Former South Korean Party Leader Suggests Military Service Requirement for Women in Public Service Roles

SEOUL — In a move that has sparked widespread discussion, the former leader of South Korea’s ruling party, Lee Jun-seok, proposed on Monday that women should complete mandatory military service if they wish to apply for positions as police officers or firefighters. Lee, who now heads the Reformative Conservative Party, introduced this idea as part of his campaign for the upcoming general elections in April, targeting to address both gender equity in public service and the projected decrease in military manpower due to the country's declining birth rate.

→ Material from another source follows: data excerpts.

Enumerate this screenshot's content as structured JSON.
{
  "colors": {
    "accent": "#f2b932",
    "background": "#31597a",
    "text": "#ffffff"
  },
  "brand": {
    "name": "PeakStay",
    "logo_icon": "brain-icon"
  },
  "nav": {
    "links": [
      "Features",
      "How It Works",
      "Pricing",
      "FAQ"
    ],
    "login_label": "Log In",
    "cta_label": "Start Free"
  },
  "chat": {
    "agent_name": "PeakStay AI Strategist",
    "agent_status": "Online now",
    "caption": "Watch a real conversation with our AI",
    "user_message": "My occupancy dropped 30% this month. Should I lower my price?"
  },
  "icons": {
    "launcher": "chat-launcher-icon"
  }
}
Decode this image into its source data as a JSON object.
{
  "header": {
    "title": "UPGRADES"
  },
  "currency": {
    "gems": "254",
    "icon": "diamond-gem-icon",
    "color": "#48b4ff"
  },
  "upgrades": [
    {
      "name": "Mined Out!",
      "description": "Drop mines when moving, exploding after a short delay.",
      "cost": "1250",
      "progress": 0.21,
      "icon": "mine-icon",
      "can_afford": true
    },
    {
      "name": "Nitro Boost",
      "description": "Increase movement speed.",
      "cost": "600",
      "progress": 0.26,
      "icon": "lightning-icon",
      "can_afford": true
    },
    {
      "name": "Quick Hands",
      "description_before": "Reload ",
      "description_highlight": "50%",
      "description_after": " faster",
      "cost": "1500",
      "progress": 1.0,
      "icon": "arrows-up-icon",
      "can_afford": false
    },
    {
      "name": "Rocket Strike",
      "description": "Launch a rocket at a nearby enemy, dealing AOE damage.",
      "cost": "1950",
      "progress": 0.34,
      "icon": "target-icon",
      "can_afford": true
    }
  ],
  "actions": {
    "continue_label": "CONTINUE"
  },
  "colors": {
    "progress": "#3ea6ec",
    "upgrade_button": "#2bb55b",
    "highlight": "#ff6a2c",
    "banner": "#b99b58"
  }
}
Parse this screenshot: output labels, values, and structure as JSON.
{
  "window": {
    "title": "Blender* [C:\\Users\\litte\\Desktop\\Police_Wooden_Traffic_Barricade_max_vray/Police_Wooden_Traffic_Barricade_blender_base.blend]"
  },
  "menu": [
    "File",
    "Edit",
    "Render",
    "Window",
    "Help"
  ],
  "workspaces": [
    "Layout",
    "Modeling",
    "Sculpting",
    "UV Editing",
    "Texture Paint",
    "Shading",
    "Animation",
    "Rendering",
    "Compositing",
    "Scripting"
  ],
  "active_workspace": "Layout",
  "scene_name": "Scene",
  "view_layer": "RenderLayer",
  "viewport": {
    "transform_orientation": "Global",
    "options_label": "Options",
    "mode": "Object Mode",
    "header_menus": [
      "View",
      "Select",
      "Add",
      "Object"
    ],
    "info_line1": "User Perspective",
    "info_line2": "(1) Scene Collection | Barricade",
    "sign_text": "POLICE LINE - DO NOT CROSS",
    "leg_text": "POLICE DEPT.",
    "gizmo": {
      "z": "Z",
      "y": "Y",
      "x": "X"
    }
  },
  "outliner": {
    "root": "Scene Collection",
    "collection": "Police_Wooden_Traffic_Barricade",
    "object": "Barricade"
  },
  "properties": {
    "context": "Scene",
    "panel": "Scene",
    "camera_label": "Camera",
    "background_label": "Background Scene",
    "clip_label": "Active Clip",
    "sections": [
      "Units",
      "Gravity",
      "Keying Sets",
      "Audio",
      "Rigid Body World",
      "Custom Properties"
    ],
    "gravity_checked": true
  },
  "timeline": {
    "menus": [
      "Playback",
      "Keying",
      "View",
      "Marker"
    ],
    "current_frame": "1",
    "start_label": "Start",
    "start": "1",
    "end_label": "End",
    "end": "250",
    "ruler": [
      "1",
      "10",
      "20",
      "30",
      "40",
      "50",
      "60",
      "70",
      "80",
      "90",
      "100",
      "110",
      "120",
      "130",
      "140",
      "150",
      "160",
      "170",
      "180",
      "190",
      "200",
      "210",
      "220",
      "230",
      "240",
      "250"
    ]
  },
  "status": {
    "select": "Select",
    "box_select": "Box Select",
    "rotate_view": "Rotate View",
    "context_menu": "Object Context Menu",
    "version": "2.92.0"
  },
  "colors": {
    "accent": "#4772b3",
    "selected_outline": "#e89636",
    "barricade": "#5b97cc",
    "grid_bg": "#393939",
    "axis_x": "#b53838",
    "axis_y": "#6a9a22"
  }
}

According to Yonhap News Agency, the proposal aims to make military service mandatory for all individuals aspiring to become public servants in the police, maritime police, firefighting, and correctional services, regardless of gender. He acknowledged that there would be exceptions for those unable to serve. This policy suggestion comes amidst concerns over South Korea's shrinking military personnel numbers, prompting the defense ministry to relax mandatory service requirements to include individuals previously considered ineligible, such as overweight men and potentially transgender women who have not undergone hormone therapy for more than six months. Lee's proposal is estimated to increase military manpower by 10,000 to 20,000 annually and is being considered for gradual expansion to other sectors. In South Korea, military service is currently compulsory for all able-bodied men, while women have the option to volunteer for military roles.